Recensione in anteprima di Cena con delitto – Knives Out di Rian Johnson, film di chiusura del TFF37 in uscita nelle sale dal 5 dicembre.
E se uno scrittore di romanzi gialli diventasse protagonista di un suo whodunit?
La mattina dopo la festa per il suo 85° compleanno un uomo viene trovato morto nella sua proprietà. Quell’uomo è Harlan Thrombey (Christopher Plummer) romanziere ed editore di successo ma anche patriarca di una caotica famiglia allargata. Con una ferita al collo e un coltello in mano, tutto fa pensare a un suicidio, ma il detective privato Benoit Blanc (Daniel Craig), che collabora alle indagini della polizia locale, intuisce che si tratta di un omicidio. Quando cominciano gli interrogatori tutti i membri del clan Thrombey sembrano avere un movente per il delitto: dai figli Linda (Jamie Lee Curtis) e Walter (Michael Shannon) che ne amministrano gli affari alla nuora Joni (Toni Collette) che cerca di mantenersi a galla con il suo business new age, dal genero mantenuto Richard (Don Johnson) al nipote cinico e viziato Ransom (Chris Evans). Con un’eredità che fa gola a ciascuno di loro e una giovane badante figlia di immigrati irregolari (Ana de Armas) indotta a smascherarne i segreti, i sospettati si dibatteranno fra menzogne e reticenze fino alla scioccante rivelazione finale.
È un giallo da manuale serrato e avvincente che rinverdisce la tradizione del murder mystery alla Agatha Christie il nuovo lavoro di Rian Johnson (Looper, Star Wars: Episodio VIII – Gli ultimi Jedi), Cena con delitto – Knives Out. Una rivisitazione moderna e intelligente di un genere démodé che, dopo il mediocre adattamento di Assassinio sull’Orient Express firmato da Branagh, sembrava aver esaurito definitivamente il suo fascino. Armato di un cast all-stars impeccabile e affiatato, Johnson raccoglie invece il testimone manipolando con sguardo attento e una buona dose di ironia le regole ferree del poliziesco. Al centro un enigma da risolvere in stile Cluedo che non avrebbe sfigurato in quella che Dame Agatha amava definire «la mia fabbrica di salsicce».
Ciò che salta fuori dalla scatola da gioco di Knives Out sono gli stereotipi che hanno consolidato la fortuna dei maestri del brivido tra una coltellata e una tazza da tè: il maniero di campagna neogotico zeppo di lugubri meraviglie (fra cui l’iconico “trono di coltelli” che riecheggia quello di spade ben noto), l’investigatore gentiluomo che arriva alla soluzione del caso grazie alla sua mente prodigiosa, la cerchia di sospettati appartenenti a generazioni contrapposte fra loro per età e stili di vita, la testimone ignorata da tutti e l’outsider di turno che rimescola puntualmente le carte.

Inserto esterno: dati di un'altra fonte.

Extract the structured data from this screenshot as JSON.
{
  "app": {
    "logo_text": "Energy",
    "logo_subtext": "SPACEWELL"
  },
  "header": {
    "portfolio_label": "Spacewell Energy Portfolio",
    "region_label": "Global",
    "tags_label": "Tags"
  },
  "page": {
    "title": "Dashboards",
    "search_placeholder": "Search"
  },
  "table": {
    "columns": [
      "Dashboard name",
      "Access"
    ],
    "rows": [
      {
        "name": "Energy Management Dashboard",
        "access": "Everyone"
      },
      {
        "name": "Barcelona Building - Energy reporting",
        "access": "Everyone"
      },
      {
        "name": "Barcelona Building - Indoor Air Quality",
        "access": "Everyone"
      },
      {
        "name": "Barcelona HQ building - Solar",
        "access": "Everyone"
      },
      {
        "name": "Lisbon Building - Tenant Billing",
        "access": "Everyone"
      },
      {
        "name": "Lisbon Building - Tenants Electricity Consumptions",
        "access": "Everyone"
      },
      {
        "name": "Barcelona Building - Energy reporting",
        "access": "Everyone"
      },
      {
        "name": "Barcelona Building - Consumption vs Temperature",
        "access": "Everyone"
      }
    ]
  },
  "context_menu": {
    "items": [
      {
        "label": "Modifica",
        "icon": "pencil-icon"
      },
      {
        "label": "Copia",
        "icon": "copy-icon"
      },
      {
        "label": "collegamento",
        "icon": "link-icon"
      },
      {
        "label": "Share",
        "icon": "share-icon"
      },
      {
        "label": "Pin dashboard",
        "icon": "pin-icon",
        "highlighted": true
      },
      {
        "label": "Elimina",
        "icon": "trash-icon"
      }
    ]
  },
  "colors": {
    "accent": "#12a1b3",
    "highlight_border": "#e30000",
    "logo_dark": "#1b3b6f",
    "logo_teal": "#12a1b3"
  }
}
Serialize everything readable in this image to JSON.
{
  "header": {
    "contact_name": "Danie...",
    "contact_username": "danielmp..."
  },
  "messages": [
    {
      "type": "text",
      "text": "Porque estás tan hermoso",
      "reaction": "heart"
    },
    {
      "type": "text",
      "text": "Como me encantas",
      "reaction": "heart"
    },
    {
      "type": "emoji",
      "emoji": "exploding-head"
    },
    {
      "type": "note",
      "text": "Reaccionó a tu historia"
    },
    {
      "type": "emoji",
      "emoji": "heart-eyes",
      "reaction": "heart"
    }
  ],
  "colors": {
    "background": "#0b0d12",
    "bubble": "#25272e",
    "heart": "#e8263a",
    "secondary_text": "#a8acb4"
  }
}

Johnson si diverte a sovvertire le regole pur mantenendosi nel solco dei grandi classici del passato. Così se l’impressione iniziale è quella di una ricostruzione logica del crimine in cui ogni sospetto è una pista e ogni incongruenza un indizio, il regista dissemina continuamente oggetti, citazioni (la più scoperta è quella della mitica Signora in giallo di Angela Lansbury) e colpi di scena con più avvitamenti a spirale di un apribottiglie per depistare il pubblico e tenerlo incollato alla poltrona fino all’ultimo.
In questa accurata operazione di ribaltamento parodico il Benoit Blanc di Craig con l’inflessione lenta del Tennessee è dunque infallibile ma anche umanamente imperfetto. Il teatro di marionette di casa Thrombey è mosso solo in apparenza da una vittima-burattinaio che ne tira le fila anche dall’aldilà. E i presunti assassini, riuniti in una stanza e osservati come cavie da laboratorio davanti al caminetto, si concedono qualche fuga o rigurgito imprevisto di fronte alla verità.
Non manca nemmeno l’aggancio con l’attualità nella grande famiglia “disfunzionale” di Johnson. Quello che offende di più di questa dinastia di ricchi sfaticati dell’upper class trumpiana non sono infatti i diritti acquisiti che abbracciano per perpetuare il loro privilegio, ma l’indignazione finta che li spinge a favore della ragazza immigrata fin tanto che non dà fastidio a nessuno. Alla fine le divisioni sociali, politiche e di classe, divenute terreno fertile per la comicità dei dialoghi, si annullano nell’egoismo che li accomuna tutti. Come a dire che la ragione potrà avere la meglio sulle forze del caos e ristabilire l’ordine per un po’. Quantomeno fino al prossimo delitto.